Waiting to Exhale:The Unending Wait for Urban Renewal
Pravesh Sharma
NEW FORMS OF URBAN GOVERNANCE IN INDIA: SHIFTS, MODELS, NETWORKS AND CONTESTATIONS by I.S.A. Band Sage, 2010, 402 pp., 850
August 2010, volume 34, No 8

Mahatma Gandhi once said that India’s soul lives in its villages. That may well be so, but there is increasing evidence that its
brain has developed in towns and cities. Unfortunately, while this could never have been the Mahatma’s intention, a curious guilt complex has gripped India’s policy makers as far as the development of towns and cities is concerned. We must probably rank among the top of the list of nations with ugly urban centres. The legacy of planned cities dating back 3000 years to the Indus Valley Civilization lies in the overflowing filth and unplanned sprawl of our urban spaces.
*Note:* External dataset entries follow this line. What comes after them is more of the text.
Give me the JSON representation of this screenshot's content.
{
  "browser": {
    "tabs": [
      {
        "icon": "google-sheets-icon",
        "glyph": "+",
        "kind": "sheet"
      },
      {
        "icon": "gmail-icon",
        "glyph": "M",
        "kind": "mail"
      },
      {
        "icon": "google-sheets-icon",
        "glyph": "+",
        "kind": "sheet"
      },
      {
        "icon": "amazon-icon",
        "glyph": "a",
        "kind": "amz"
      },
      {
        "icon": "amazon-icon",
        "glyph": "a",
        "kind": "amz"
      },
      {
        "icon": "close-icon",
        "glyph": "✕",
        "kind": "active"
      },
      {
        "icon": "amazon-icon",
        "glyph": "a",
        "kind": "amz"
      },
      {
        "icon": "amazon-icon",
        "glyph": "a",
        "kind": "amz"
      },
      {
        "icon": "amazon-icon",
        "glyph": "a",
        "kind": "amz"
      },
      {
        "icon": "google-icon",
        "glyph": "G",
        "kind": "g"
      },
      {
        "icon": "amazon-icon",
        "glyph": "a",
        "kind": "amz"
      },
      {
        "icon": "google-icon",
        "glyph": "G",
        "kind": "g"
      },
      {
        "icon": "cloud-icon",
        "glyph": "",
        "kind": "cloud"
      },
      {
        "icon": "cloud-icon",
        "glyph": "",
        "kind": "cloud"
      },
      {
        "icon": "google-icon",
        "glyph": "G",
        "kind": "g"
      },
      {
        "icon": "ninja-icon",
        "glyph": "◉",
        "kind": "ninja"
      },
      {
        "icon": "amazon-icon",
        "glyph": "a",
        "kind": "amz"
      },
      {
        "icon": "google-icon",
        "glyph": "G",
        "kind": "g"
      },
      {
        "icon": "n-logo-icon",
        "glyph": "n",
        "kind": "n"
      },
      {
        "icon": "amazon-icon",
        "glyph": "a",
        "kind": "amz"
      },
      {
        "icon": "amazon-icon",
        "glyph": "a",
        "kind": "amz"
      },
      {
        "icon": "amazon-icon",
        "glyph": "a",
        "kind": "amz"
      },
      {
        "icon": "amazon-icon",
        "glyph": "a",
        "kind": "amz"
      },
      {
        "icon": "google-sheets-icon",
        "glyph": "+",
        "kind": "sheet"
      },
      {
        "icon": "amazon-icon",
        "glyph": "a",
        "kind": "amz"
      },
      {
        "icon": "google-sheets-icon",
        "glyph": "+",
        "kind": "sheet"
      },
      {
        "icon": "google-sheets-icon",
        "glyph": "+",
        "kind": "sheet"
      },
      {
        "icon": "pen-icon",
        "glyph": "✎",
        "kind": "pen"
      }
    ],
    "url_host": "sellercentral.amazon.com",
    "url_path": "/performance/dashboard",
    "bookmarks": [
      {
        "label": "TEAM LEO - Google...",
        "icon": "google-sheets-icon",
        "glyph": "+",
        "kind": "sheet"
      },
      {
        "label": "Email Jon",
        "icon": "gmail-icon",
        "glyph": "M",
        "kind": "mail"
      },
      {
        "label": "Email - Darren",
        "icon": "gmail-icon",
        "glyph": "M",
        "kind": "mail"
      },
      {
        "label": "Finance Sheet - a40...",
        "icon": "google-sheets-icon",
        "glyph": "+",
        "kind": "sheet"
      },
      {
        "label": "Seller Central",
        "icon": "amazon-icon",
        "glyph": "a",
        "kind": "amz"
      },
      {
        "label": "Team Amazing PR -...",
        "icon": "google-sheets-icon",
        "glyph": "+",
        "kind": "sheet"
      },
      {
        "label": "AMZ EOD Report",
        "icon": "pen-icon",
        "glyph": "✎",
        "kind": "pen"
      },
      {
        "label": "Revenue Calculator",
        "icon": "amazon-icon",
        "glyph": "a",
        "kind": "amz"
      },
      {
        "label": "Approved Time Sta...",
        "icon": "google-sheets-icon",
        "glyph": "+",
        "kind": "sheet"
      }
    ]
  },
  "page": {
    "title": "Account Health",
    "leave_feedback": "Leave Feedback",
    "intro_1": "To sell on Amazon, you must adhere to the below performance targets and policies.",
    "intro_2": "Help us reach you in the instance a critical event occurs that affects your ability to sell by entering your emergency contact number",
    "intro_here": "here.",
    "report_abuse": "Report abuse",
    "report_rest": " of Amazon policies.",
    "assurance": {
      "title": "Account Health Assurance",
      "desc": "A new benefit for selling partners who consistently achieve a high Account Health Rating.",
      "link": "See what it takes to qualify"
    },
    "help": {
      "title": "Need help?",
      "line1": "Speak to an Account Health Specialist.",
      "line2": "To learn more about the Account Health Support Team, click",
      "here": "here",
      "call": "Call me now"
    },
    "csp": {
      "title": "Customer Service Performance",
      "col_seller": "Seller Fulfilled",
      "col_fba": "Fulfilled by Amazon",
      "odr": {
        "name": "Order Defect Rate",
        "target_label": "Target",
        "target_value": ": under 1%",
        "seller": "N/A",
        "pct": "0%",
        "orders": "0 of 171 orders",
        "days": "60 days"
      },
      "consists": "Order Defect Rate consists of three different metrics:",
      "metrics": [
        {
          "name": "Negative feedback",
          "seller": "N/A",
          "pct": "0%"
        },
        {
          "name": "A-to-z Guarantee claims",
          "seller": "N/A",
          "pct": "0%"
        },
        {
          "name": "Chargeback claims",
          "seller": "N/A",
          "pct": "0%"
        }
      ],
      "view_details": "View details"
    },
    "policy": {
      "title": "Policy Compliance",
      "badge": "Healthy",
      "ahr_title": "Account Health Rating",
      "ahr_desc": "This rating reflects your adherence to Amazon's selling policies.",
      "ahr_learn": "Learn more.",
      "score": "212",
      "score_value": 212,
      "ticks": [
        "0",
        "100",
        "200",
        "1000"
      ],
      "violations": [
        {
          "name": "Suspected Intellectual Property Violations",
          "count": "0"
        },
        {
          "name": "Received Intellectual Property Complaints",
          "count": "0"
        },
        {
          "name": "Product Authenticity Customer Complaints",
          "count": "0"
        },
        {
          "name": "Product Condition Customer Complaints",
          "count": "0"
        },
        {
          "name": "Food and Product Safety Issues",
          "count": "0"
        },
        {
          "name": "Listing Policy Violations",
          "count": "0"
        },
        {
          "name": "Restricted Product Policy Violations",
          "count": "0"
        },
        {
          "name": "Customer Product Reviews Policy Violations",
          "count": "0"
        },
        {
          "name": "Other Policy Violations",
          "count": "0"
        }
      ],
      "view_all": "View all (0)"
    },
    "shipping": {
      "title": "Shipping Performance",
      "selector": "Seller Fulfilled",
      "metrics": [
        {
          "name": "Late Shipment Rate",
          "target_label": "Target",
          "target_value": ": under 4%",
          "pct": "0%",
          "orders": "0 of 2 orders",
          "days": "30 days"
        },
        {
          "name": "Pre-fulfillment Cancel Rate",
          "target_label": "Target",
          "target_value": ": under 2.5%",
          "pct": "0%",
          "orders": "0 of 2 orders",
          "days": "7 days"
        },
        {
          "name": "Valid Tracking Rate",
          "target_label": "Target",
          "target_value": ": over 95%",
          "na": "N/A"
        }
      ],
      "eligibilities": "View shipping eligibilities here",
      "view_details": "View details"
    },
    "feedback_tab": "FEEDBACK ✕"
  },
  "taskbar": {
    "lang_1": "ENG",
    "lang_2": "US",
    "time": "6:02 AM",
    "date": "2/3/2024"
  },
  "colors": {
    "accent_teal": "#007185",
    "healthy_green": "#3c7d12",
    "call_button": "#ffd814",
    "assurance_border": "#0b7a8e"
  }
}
Far from creating an Asian model of urban planning, we have instead surprised even ourselves with the extent of our rigidity and inability to anticipate a tectonic shift in managing the changing habitat profile of our citizens.

Among the many shortcomings of our urban planning and development process—too numerous to be even listed in the course of a review—is the absence of quality research and thinking on issues of the urban environment. While poverty, especially rural poverty, is awash with world-renowned experts and literature, urban development does not seem to deserve academic attention. The Indo-Dutch Research Programme on Alternatives in Development merit our special gratitude for supporting this project in a highly under-researched field. The product is a book of 13 essays on facets of urban management and governance following the 74th Constitutional Amendment. This landmark legislation was supposed to have been a watershed in the delegation of powers and duties to urban local bodies and the various essays test this hypothesis in some detail.

Three major conclusions emerge from a reading of this book. Firstly, the process of economic liberalization which commenced in 1991 has profoundly impacted the mindset of policy planners, right down to the level of local municipalities. From being the sole or at least dominant player in determining the nature of urban development, the state has opened the gates for a range of new stakeholders to enter the planning arena. However, let us not mistake this for decentralization, as the mantra seems more in the nature of whittling down the core area of urban management to the bare minimum. This attitude is manifested most starkly in the almost desperate rush to outsource basic services (ranging from garbage collection to power and water supply) as also the provision of housing to private players. This is often pursued in a less than transparent manner with questionable achievements in terms of output and quality.
Secondly, the principle of equity has been quietly jettisoned somewhere along the way to tacitly accept the right of the better-off classes to rearrange the urban space in accordance with a global lifestyle that they have chosen to acquire. The book offers two interesting studies to illustrate this principle in the manner in which slum dwellers in Delhi have been shifted from (illegally) occupied prime space in the centre of the city to its remote periphery, with no accompanying thought about the loss of livelihoods and poor transport links to the new resettlement site. A similar pattern is visible in the treatment of huge plots of land owned by the defunct textile mills in Mumbai, with workers’ right to housing being subordinated to luxury housing and commercial development. Ultimately, the process ended up being highly rewarding (in financial terms) to the original mill owners, who had brought their textile mills to closure through the short-sighted harvesting of profits over investments in new technology. Society at large appears to accept this development as legitimate or at least inevitable.

Finally, the third and most important conclusion offered by a study of this book is the receding role of the state in guiding and influencing the direction of urban planning, barring a few pockets like Central Delhi in which it has a direct interest. The contest over policy influence is now largely between large non-public entities with huge financial muscle, and public authorities back the strongest one.

The post-74th Amendment attempts in some states to empower ward committees and involve citizens directly in urban governance read like an amusing distraction to this larger drama. Functionally, the process is already defunct, as numerous instances in the book point out. The bias of public authorities towards better-off groups (resident welfare associations of middle class localities are favoured with engagement but not those of slums) makes a mockery of the principle of local self-government. Yet, as long as the statute remains on the books or is replaced by a more sensible model, the issue of citizen involvement in urban governance will not go away. Issues of corruption, lack of transparency in contracts, the skill sets of urban administrators and the manner of fixing user charges for urban services cannot be addressed by the government alone, and finding the mechanism to involve citizens in finding answers to these challenges is still a discovery waiting to be made.

This is a very important book and needs to be read with an open mind primarily by India’s urban planners. It has some harsh findings but flinching from them will not make the truth any more palatable. The book is also a mirror which highlights the immense paucity of research in this field in our country. Ideally it should spur the government to partner the academe in initiating long-term research projects which yield evidence of this nature. Above all, the book reminds a range of stakeholders that India’s urban reform movement is without a champion, or at least a coalition of champions, and the disastrous direction of urban development and management is unlikely to change unless at least this one step is taken.